L'incontro dura meno di due ore, ma alla fine il capo delegazione russo annuncia subito che «nei prossimi giorni avrà luogo uno scambio di prigionieri di massa, 1.000 per 1.000». Gli ucraini confermano, ma fanno trapelare che i russi hanno avanzato «richieste inaccettabili» sul ritiro delle forze di Kiev da vaste fette del territorio ucraino. Il primo scoglio è evidente: Kiev vuole subito una tregua di 30 giorni, o più lunga, e i russi rispondono picche. Il vero nodo sul tappeto, non ancora toccato, è il riconoscimento dello status quo ovvero dei territori occupati, a cominciare dalla Crimea, che potrebbe realizzarsi con un congelamento della linea del fronte come sul 38imo parallelo in Corea.

Uno dei nodi sarà il ripiegamento delle armi pesanti oltre la gittata prevista, ma i russi potrebbero avanzare la richiesta di un'ampia zona demilitarizzata. «Lo scopo dei nostri colloqui era discutere di un cessate il fuoco, dello scambio di prigionieri e stiamo anche potenzialmente preparando un incontro a livello di leader dei Paesi» ha dichiarato il ministro Umerov. Il suo «opposto» Medinsky si è dimostrato stranamente disponibile: «Abbiamo preso in considerazione questa richiesta».

Le trattative sono appena iniziate, ma se i russi vogliono il riconoscimento dei territori occupati gli ucraini puntano a garanzie di sicurezza europee. Mosca pretende che Kiev non entri nella Nato. Gli ucraini vogliono riarmarsi, ma il Cremlino chiede un parziale disarmo a cominciare dalle forze missilistiche, che non devono essere in grado di colpire il territorio della Federazione russa. Un nodo a parte riguarda la contesa centrale nucleare di Zaporizhzhia, che potrebbe essere affidata agli esperti dell'agenzia atomica dell'Onu o agli americani diventando una specie di zona cuscinetto. Inoltre Kiev chiede i danni di guerra per la ricostruzione e Mosca vuole lo stop alle sanzioni.

Tutti punti ancora da affrontare nel negoziato. Nell'ottica del bicchiere mezzo pieno vanno, però, registrate le dichiarazione distensive e quasi ottimistiche di ambo le parti.
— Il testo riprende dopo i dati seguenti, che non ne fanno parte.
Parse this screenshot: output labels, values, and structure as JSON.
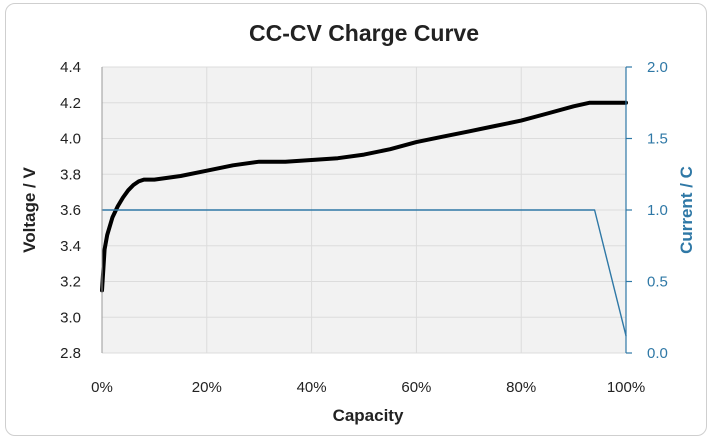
{
  "chart_data": {
    "type": "line",
    "title": "CC-CV Charge Curve",
    "xlabel": "Capacity",
    "ylabel": "Voltage / V",
    "y2label": "Current / C",
    "xlim": [
      0,
      100
    ],
    "ylim": [
      2.8,
      4.4
    ],
    "y2lim": [
      0.0,
      2.0
    ],
    "x_ticks": [
      0,
      20,
      40,
      60,
      80,
      100
    ],
    "x_tick_labels": [
      "0%",
      "20%",
      "40%",
      "60%",
      "80%",
      "100%"
    ],
    "y_ticks": [
      2.8,
      3.0,
      3.2,
      3.4,
      3.6,
      3.8,
      4.0,
      4.2,
      4.4
    ],
    "y_tick_labels": [
      "2.8",
      "3.0",
      "3.2",
      "3.4",
      "3.6",
      "3.8",
      "4.0",
      "4.2",
      "4.4"
    ],
    "y2_ticks": [
      0.0,
      0.5,
      1.0,
      1.5,
      2.0
    ],
    "y2_tick_labels": [
      "0.0",
      "0.5",
      "1.0",
      "1.5",
      "2.0"
    ],
    "grid": true,
    "series": [
      {
        "name": "Voltage",
        "axis": "left",
        "color": "#000000",
        "x": [
          0,
          0.5,
          1,
          2,
          3,
          4,
          5,
          6,
          7,
          8,
          10,
          15,
          20,
          25,
          30,
          35,
          40,
          45,
          50,
          55,
          60,
          65,
          70,
          75,
          80,
          85,
          90,
          93,
          95,
          100
        ],
        "y": [
          3.15,
          3.38,
          3.46,
          3.56,
          3.62,
          3.67,
          3.71,
          3.74,
          3.76,
          3.77,
          3.77,
          3.79,
          3.82,
          3.85,
          3.87,
          3.87,
          3.88,
          3.89,
          3.91,
          3.94,
          3.98,
          4.01,
          4.04,
          4.07,
          4.1,
          4.14,
          4.18,
          4.2,
          4.2,
          4.2
        ]
      },
      {
        "name": "Current",
        "axis": "right",
        "color": "#2f78a6",
        "x": [
          0,
          94,
          100
        ],
        "y": [
          1.0,
          1.0,
          0.12
        ]
      }
    ]
  }
}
Medinsky si è dichiarato «soddisfatto» e pronto «a continuare i contatti» con l'Ucraina. Umerov ribadisce che Kiev «vuole la pace. Siamo in grado di continuare a combattere, ma alla fine dobbiamo chiudere questa guerra».

Più pessimista il

segretario di Stato, Marco Rubio, arrivato a Istanbul con l'ex generale Keith Kellogg. «Non credo che potremo fare progressi - sostiene Rubio - finché il presidente Trump e il presidente Putin non si confronteranno direttamente».